Posted by Anders on November 20, 2003
In Reply to: As to coins... posted by R. Berg on November 20, 2003
: : : : : : : : : : : What is the meaning and origin of "flip side"? Thanks.
: : : : : : : : : : It comes, I believe, from those old-fashioned things (pre-CD, pre-tape, pre-reel-to-reel, and pre-8-track tape) called records -- used to be played on record players. The disks have two sides -- on a 45 RPM disk, sides A & B. The song that the record company wanted to promote most heavily would go on the A side. So when a DJ played that side, he'd (they were always "he" back then) sometimes say, "And now on the flip side...", and play side B, the lesser known track.
: : : : : : : : : Oh, Lord, I'm getting old.

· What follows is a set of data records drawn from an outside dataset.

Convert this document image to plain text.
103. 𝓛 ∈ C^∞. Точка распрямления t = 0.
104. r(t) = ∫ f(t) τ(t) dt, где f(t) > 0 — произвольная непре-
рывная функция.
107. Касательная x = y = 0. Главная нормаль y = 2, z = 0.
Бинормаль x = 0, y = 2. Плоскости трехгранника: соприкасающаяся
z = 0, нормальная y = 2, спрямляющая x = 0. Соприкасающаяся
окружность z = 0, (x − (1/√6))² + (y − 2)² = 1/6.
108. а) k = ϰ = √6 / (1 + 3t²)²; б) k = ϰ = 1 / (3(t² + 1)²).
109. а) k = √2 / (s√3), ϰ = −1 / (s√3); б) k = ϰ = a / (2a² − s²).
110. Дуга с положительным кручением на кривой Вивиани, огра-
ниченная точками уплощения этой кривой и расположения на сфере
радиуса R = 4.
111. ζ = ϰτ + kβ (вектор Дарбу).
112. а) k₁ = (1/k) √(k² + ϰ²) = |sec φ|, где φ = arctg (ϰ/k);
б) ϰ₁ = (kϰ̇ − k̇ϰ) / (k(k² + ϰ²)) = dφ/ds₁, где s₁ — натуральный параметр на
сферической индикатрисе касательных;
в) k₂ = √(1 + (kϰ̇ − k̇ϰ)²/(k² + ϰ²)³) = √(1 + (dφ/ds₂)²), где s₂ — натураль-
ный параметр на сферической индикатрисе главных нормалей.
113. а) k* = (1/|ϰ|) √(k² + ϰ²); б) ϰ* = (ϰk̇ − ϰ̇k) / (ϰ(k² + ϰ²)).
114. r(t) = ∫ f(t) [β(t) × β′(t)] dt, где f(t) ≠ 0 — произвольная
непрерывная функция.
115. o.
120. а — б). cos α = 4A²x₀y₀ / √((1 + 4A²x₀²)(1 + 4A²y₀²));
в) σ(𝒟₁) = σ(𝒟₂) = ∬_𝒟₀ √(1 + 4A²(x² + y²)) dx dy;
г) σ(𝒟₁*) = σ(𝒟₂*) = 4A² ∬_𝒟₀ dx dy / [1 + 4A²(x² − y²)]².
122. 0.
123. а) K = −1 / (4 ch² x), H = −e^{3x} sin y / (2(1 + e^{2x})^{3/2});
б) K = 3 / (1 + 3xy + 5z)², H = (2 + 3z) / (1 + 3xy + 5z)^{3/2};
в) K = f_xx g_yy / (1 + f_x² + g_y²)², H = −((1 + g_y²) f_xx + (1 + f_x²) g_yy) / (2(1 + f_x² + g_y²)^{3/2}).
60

: : : : : : : : Me, too. Oy. There is another use of flip side, derived from the gone-and-best-forgotten CB radio fad of the '70s, (Do they still exist?) Long-distance truckers, and trucker wannabes, speaking from truck-to-truck. "Catch you on the flip side" was CB slang for "I'll contact you on the return trip" ... the metaphor of a record turning being applied to you trip from Point B back to A.
: : : : : : : Typewriters. That's another thing that now seems so exotic and outdated to the young. I gather the young ones around and tell them of olden days when we had to use White-Out to correct mistakes. One young man of my acquaintance asked where you load the paper in a typewriter.
: : : : : :
: : : : : : My hand moving toward the sharpened quill resting on the inkwell stand in front of the blotting paper pad on my desk is enough to drain the blood from the face of even my most troublesome employees - they know I mean business, for when my moving hand has writ there is no 'white out', delete, backspace or emergency 'ctrl alt del' function that can take back a word of it.
: : : : : I am surprised to see that nobody disputes this suggested origin. Really, the GRAMOPHONE is not that old. I can imagine the expression being derived from just about anything you can flip. Such as a coin. The obverse is the front side of a coin. But what about the obverse of the obverse, i.e. the back side - does it have a name that is equally fancy? You could call it the flip side, of course - only this is not fancy - a fortiori, the flip side is rather always the other side, not any particular side (when speaking of coins). Or don't you agree? To imagine something to be the case is not the same as saying that it actually is thus and so. So really what I'm offering is not so much a statement as a question: are you sure the expression originates with records?
: : : : : Anders
: : : : I am away from most of my library now. But I'll research it and get back to you. If someone else doesn't beat me to it.
: : : At least one source agrees with the record theory.
: : : Flip side -- The song on the reverse side of a record. From "Flappers 2 Rappers: American Youth Slang" by Tom Dalzell (Merriam-Webster Inc., Springfield, Md., 1996)
: : While one does "flip" a coin, I've never heard "the flip side" used to refer to coins. It's heads or tails. Or, another way, imagine an (American) English conversation: "Which side ya lookin' at?" "Heads." "How 'bout the other side?" That's possible, too.
: : It sounds logical to use "flip side" in relation to coins, but this is one of those times where usage seemingly trumps logic.
: Anders, the back side of a coin is called the "reverse," as the front is called the "obverse." I've never heard "flip side" used of coins.
The American Heritage Dictionary agrees with you, giving the phonograph record as the origin. However, it may interest you to know that "flip side of the coin" has more than ten thousand hits on Google, cf. link. On the other hand, Google has 791 hits for "flip side of the moon," an object not easily flippable - a fact that cautions you against taking your cues from Google. To paraphrase: As heads is tails, just call it Lucifer, 'cause it's in need of some restraint!